36. A process for the preparation of Form IX of (5-[3-(3-Hydroxyphenoxy)azetidin-l-yl]-5- methyl-2,2-diphenylhexanamide hydrochloride comprising the steps of:

a) drying Form II of (5-[3-(3-Hydroxyphenoxy)azetidin-l-yl]-5-methyl-2,2- diphenylhexanamide hydrochloride, and

b) isolating crystalline Form IX of (5-[3-(3-Hydroxyphenoxy)azetidin-l-yl]-5- methyl-2,2-diphenylhexanamide hydrochloride.

37. Crystalline Form X of (5-[3-(3-Hydroxyphenoxy)azetidin-l-yl]-5-methyl-2,2- diphenylhexanamide hydrochloride characterized by PXRD pattern having peaks 6.73, 9.53, 10.87, 14.20, 15.46, 19.27, 19.50, 19.95, 21.41, 21.77, 23.46, 27.27, and 27.49 ± 0.2 ° 2Θ.

38. Crystalline Form X of (5-[3-(3-Hydroxyphenoxy)azetidin-l-yl]-5-methyl-2,2-diphenyl hexanamide hydrochloride of claim 37 characterized by a PXRD pattern as shown in Figure 39.

39. A process for the preparation of Form X of (5-[3-(3-Hydroxyphenoxy)azetidin-l-yl]-5- methyl-2,2-diphenylhexanamide hydrochloride comprising the steps of: a) suspending (5-[3-(3-Hydroxyphenoxy)azetidin-l-yl]-5-methyl-2,2-diphenyl hexanamide hydrochloride in n-propyl acetate, and

b) isolating crystalline Form X of (5-[3-(3-Hydroxyphenoxy)azetidin-l-yl]-5-methyl- 2,2-diphenyl hexanamide hydrochloride.
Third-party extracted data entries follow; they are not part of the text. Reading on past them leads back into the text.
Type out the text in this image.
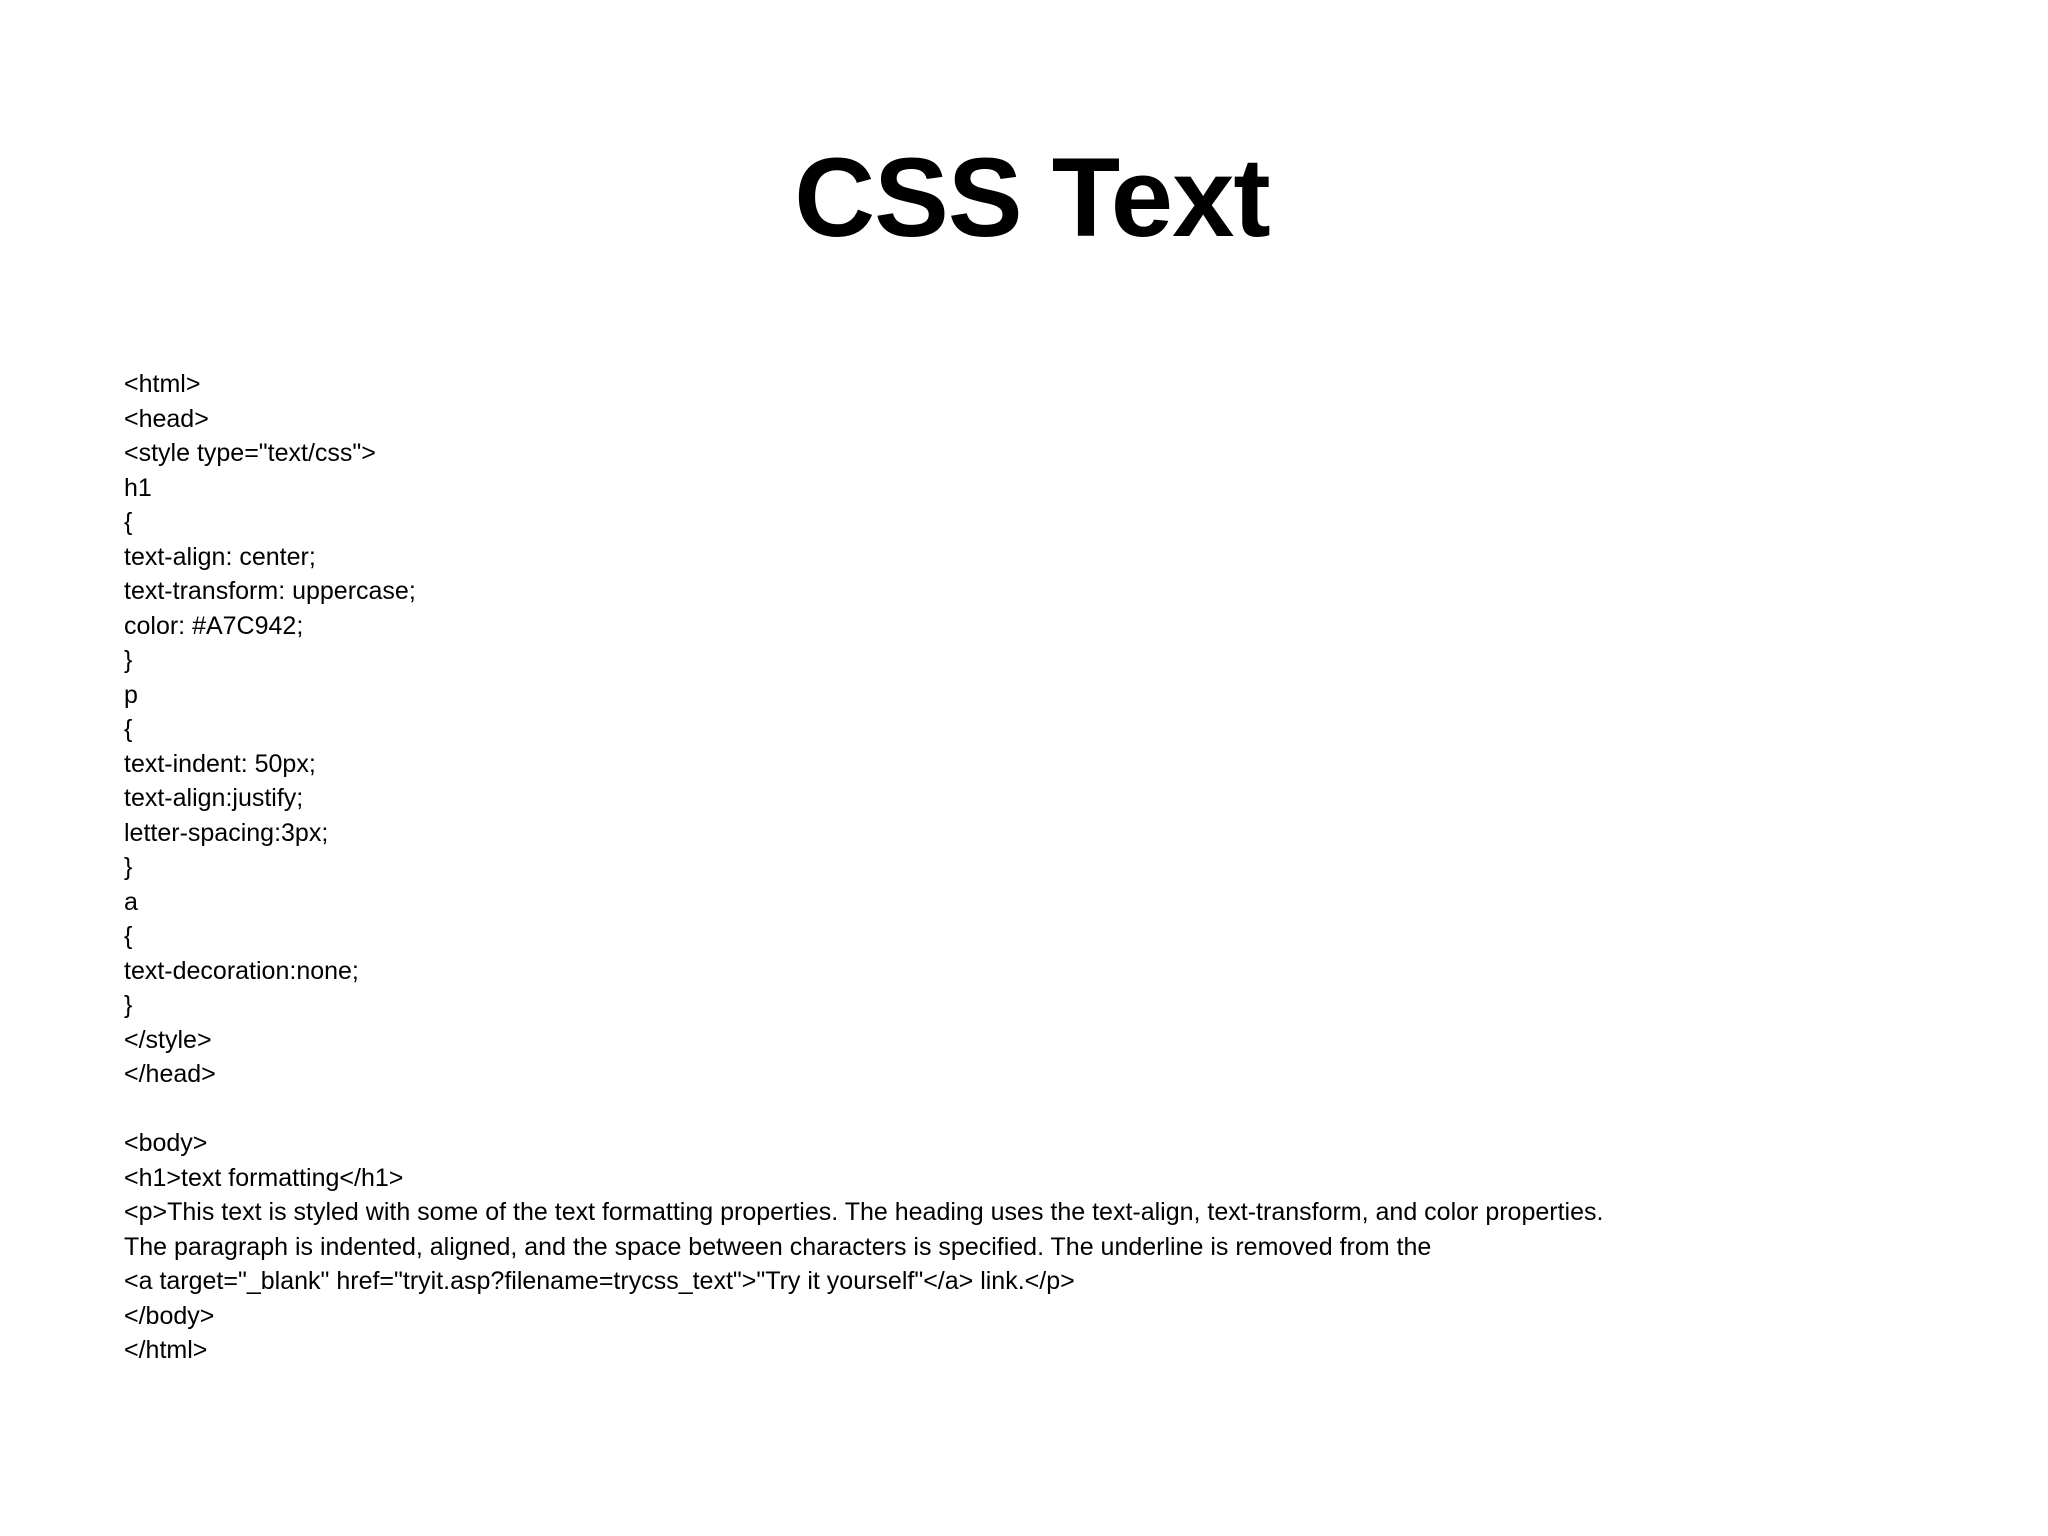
CSS Text
<html>
<head>
<style type="text/css">
h1
{
text-align: center;
text-transform: uppercase;
color: #A7C942;
}
p
{
text-indent: 50px;
text-align:justify;
letter-spacing:3px;
}
a
{
text-decoration:none;
}
</style>
</head>
<body>
<h1>text formatting</h1>
<p>This text is styled with some of the text formatting properties. The heading uses the text-align, text-transform, and color properties.
The paragraph is indented, aligned, and the space between characters is specified. The underline is removed from the
<a target="_blank" href="tryit.asp?filename=trycss_text">"Try it yourself"</a> link.</p>
</body>
</html>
40. Crystalline Form XI of (5-[3-(3-Hydroxyphenoxy)azetidin-l-yl]-5-methyl-2,2- diphenylhexanamide hydrochloride characterized by PXRD pattern having peaks 6.84, 9.47, 10.20, 10.69, 11.05, 14.16, 19.24, 19.71, 21.49, 22.37, and 23.72 ± 0.2 ° 2Θ.

41. Crystalline Form XI of (5-[3-(3-Hydroxyphenoxy)azetidin-l-yl]-5-methyl-2,2-diphenyl hexanamide hydrochloride of claim 40 characterized by a PXRD pattern as shown in Figure 43.

42. A process for the preparation of Form XI of (5-[3-(3-Hydroxyphenoxy)azetidin-l-yl]-5- methyl-2,2-diphenylhexanamide hydrochloride comprising the steps of:

a) suspending (5-[3-(3-Hydroxyphenoxy)azetidin-l-yl]-5-methyl-2,2-diphenyl hexanamide hydrochloride in xylene, and

b) isolating crystalline Form XI of (5-[3-(3-Hydroxyphenoxy)azetidin-l-yl]-5- methyl-2,2-diphenylhexanamide hydrochloride.